The last 24 hours have been pretty quiet. The Professor starts back to teaching in earnest this week. He had his first Monday night class last night, which meant last night was the first evening I hit the gym without him. It’s easier in a way, since I don’t have him hopping over to check on my progress every fifteen minutes or so. It’s also lonely though. I guess I kinda liked him hopping over to check on my progress every fifteen minutes. Go figure.

The current set up has all the free weights at one side of the gym, all the arm and leg machines on the other side, with a bank of treadmills along the windows (WHY must they always put those things in front of windows? I feel like merchandise on display when I walk.) There’s a loft that has most of the cardio-vascular oriented machines in it (bikes, stair-masters, other weird stuff I have no clue what to do with). The Prof and I have taken to calling the free weight side of the room Gorilla Corner, since that’s where all the guys who come to posture and be seen hang out. They tend to do repetition sets of one, and spend more time talking and hording the drinking fountain (which happens to be on their side of the room) than they do actually working out. I avoid that side of the room.

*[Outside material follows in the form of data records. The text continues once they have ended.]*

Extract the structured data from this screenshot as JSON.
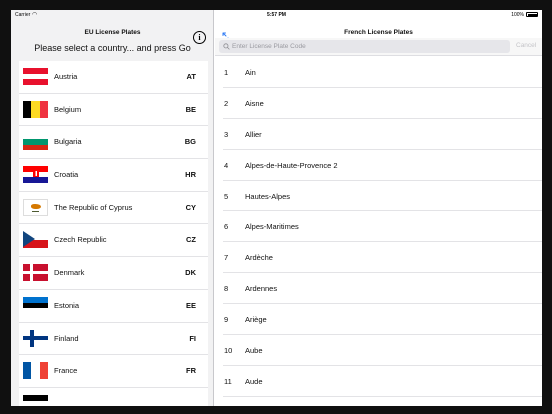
{
  "status_bar": {
    "carrier": "Carrier",
    "time": "5:57 PM",
    "battery": "100%"
  },
  "left_pane": {
    "title": "EU License Plates",
    "prompt": "Please select a country... and press Go",
    "countries": [
      {
        "name": "Austria",
        "code": "AT"
      },
      {
        "name": "Belgium",
        "code": "BE"
      },
      {
        "name": "Bulgaria",
        "code": "BG"
      },
      {
        "name": "Croatia",
        "code": "HR"
      },
      {
        "name": "The Republic of Cyprus",
        "code": "CY"
      },
      {
        "name": "Czech Republic",
        "code": "CZ"
      },
      {
        "name": "Denmark",
        "code": "DK"
      },
      {
        "name": "Estonia",
        "code": "EE"
      },
      {
        "name": "Finland",
        "code": "FI"
      },
      {
        "name": "France",
        "code": "FR"
      }
    ]
  },
  "right_pane": {
    "title": "French License Plates",
    "search": {
      "placeholder": "Enter License Plate Code",
      "value": ""
    },
    "cancel_label": "Cancel",
    "plates": [
      {
        "code": "1",
        "name": "Ain"
      },
      {
        "code": "2",
        "name": "Aisne"
      },
      {
        "code": "3",
        "name": "Allier"
      },
      {
        "code": "4",
        "name": "Alpes-de-Haute-Provence 2"
      },
      {
        "code": "5",
        "name": "Hautes-Alpes"
      },
      {
        "code": "6",
        "name": "Alpes-Maritimes"
      },
      {
        "code": "7",
        "name": "Ardèche"
      },
      {
        "code": "8",
        "name": "Ardennes"
      },
      {
        "code": "9",
        "name": "Ariège"
      },
      {
        "code": "10",
        "name": "Aube"
      },
      {
        "code": "11",
        "name": "Aude"
      }
    ]
  },
  "colors": {
    "accent": "#2f7bf5",
    "cancel_disabled": "#c4c4c8"
  }
}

Last night a few of the Gorillas infiltrated my loft while I was doing my half hour on the bike. The messed around with the other bikes for about five minutes, did a couple of mad dashes on some slide-walker contraption, turned the volume of the television set all the way up, and then bailed to the Corner again. What was most annoying is that the televisions are set too high for me to reach, so I couldn’t kill the volume. I had to do the remaining twenty minutes on the bike while listening to some sit-com I didn’t recognize. Insult to injury was that the television was just behind and above my left shoulder, so it drowned out my Sony Discman and I couldn’t even listen to my music. **grumble**

Other miscellany:

I got an email today from my contact in MIS. It contained a story about how Oliver North supposedly warned us during the Contra hearings in 1987 about bin Laden. I’d already received this MANY times last fall, and it is a total urban legend. (If you are interested check out: Oliver North, which will open in a separate window for you.) This kind of right-wing, historical revisionist crap is starting to really piss me off, and I felt free to tell him so. He now claims he knew all along it was a hoax and just sent it out to see how people reacted. Yeah, right. And he’s got a bridge he wants to sell me while he’s at it.

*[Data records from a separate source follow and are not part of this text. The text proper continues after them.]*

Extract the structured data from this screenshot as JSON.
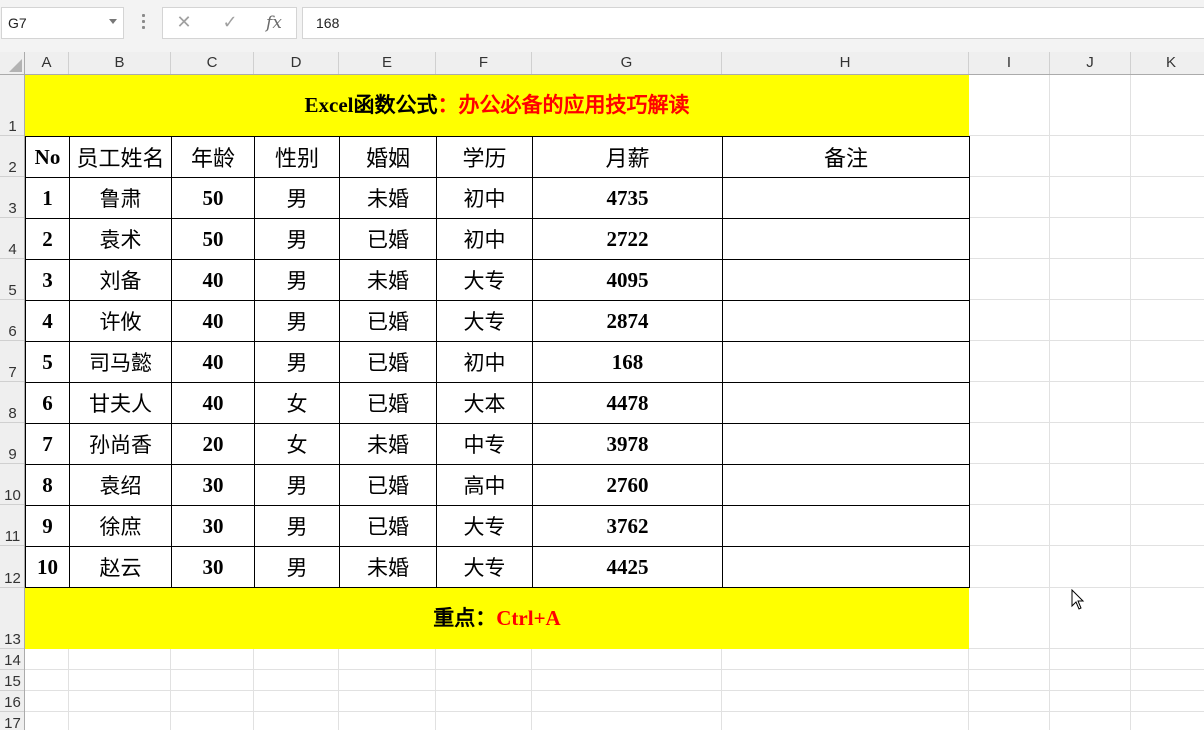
{
  "formula_bar": {
    "name_box": "G7",
    "cancel_icon": "close-icon",
    "enter_icon": "check-icon",
    "fx_label": "fx",
    "formula_value": "168"
  },
  "columns": [
    "A",
    "B",
    "C",
    "D",
    "E",
    "F",
    "G",
    "H",
    "I",
    "J",
    "K"
  ],
  "rows": [
    "1",
    "2",
    "3",
    "4",
    "5",
    "6",
    "7",
    "8",
    "9",
    "10",
    "11",
    "12",
    "13",
    "14",
    "15",
    "16",
    "17"
  ],
  "title_band": {
    "black_part": "Excel函数公式",
    "red_part": "：办公必备的应用技巧解读"
  },
  "table": {
    "headers": [
      "No",
      "员工姓名",
      "年龄",
      "性别",
      "婚姻",
      "学历",
      "月薪",
      "备注"
    ],
    "rows": [
      [
        "1",
        "鲁肃",
        "50",
        "男",
        "未婚",
        "初中",
        "4735",
        ""
      ],
      [
        "2",
        "袁术",
        "50",
        "男",
        "已婚",
        "初中",
        "2722",
        ""
      ],
      [
        "3",
        "刘备",
        "40",
        "男",
        "未婚",
        "大专",
        "4095",
        ""
      ],
      [
        "4",
        "许攸",
        "40",
        "男",
        "已婚",
        "大专",
        "2874",
        ""
      ],
      [
        "5",
        "司马懿",
        "40",
        "男",
        "已婚",
        "初中",
        "168",
        ""
      ],
      [
        "6",
        "甘夫人",
        "40",
        "女",
        "已婚",
        "大本",
        "4478",
        ""
      ],
      [
        "7",
        "孙尚香",
        "20",
        "女",
        "未婚",
        "中专",
        "3978",
        ""
      ],
      [
        "8",
        "袁绍",
        "30",
        "男",
        "已婚",
        "高中",
        "2760",
        ""
      ],
      [
        "9",
        "徐庶",
        "30",
        "男",
        "已婚",
        "大专",
        "3762",
        ""
      ],
      [
        "10",
        "赵云",
        "30",
        "男",
        "未婚",
        "大专",
        "4425",
        ""
      ]
    ]
  },
  "note_band": {
    "black_part": "重点：",
    "red_part": "Ctrl+A"
  },
  "colors": {
    "band_fill": "#ffff00",
    "accent_text": "#ff0000",
    "grid_line": "#e1e1e1",
    "header_bg": "#efefef"
  },
  "cursor_icon": "mouse-pointer-icon"
}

Months and months and months ago I took that test that proported to tell you what religion you were. The results of that particular test have been rattling around in the back of my mind ever since. (See Cats and Religion from August 24th.) I found a Universal Unitarian church about ten miles from where I live, and have been kicking around checking it out for months. I’m not sure what’s stopping me, except that I hate being the new face in the middle of a crowd that already knows each other. It makes it hard to be invisible. Recently I’ve been feeling an inexplicable need to check it out, to at least see what it’s about. Perhaps one weekend next month, if The Professor elects to sleep in on a Sunday, I’ll try.

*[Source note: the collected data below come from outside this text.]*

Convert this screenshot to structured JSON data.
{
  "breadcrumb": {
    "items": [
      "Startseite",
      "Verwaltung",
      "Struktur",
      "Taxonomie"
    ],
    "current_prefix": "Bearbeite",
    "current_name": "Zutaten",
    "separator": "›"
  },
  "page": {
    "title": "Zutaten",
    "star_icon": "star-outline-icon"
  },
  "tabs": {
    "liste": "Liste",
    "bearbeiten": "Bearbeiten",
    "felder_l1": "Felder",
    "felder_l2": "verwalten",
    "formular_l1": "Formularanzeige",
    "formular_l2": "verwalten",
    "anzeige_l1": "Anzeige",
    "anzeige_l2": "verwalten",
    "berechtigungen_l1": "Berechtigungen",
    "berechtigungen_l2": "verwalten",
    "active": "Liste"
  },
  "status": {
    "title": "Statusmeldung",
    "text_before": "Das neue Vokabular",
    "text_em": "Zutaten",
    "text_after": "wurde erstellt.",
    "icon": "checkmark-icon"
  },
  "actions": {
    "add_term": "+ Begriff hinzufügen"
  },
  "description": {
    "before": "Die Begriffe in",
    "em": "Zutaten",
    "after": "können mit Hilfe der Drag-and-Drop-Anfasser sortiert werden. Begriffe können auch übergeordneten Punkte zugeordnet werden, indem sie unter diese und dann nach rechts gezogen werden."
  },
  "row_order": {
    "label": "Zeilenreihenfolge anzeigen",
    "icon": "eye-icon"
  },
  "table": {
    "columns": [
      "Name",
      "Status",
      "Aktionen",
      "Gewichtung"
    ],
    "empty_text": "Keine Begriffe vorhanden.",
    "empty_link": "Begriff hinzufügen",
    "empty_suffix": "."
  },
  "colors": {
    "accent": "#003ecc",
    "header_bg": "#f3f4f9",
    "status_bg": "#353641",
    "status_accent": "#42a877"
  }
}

Valentine’s Day is coming. I always play the sensible, practical, “it’s a Hallmark holiday” girl at Valentine’s Day. And I suppose it really is a lot of hooey, all things being equal. But there’s a secret part of me that hopes for roses. Or at least purple larkspur. Last year I got cactus. At least Kitten from Hell keeps a respectful distance from the cacti, although she keeps stealing little pumice rocks out of the planter.

I didn’t get anything out of the freezer for dinner again. I wonder what The Prof would do if I told him I wasn’t cooking tonight.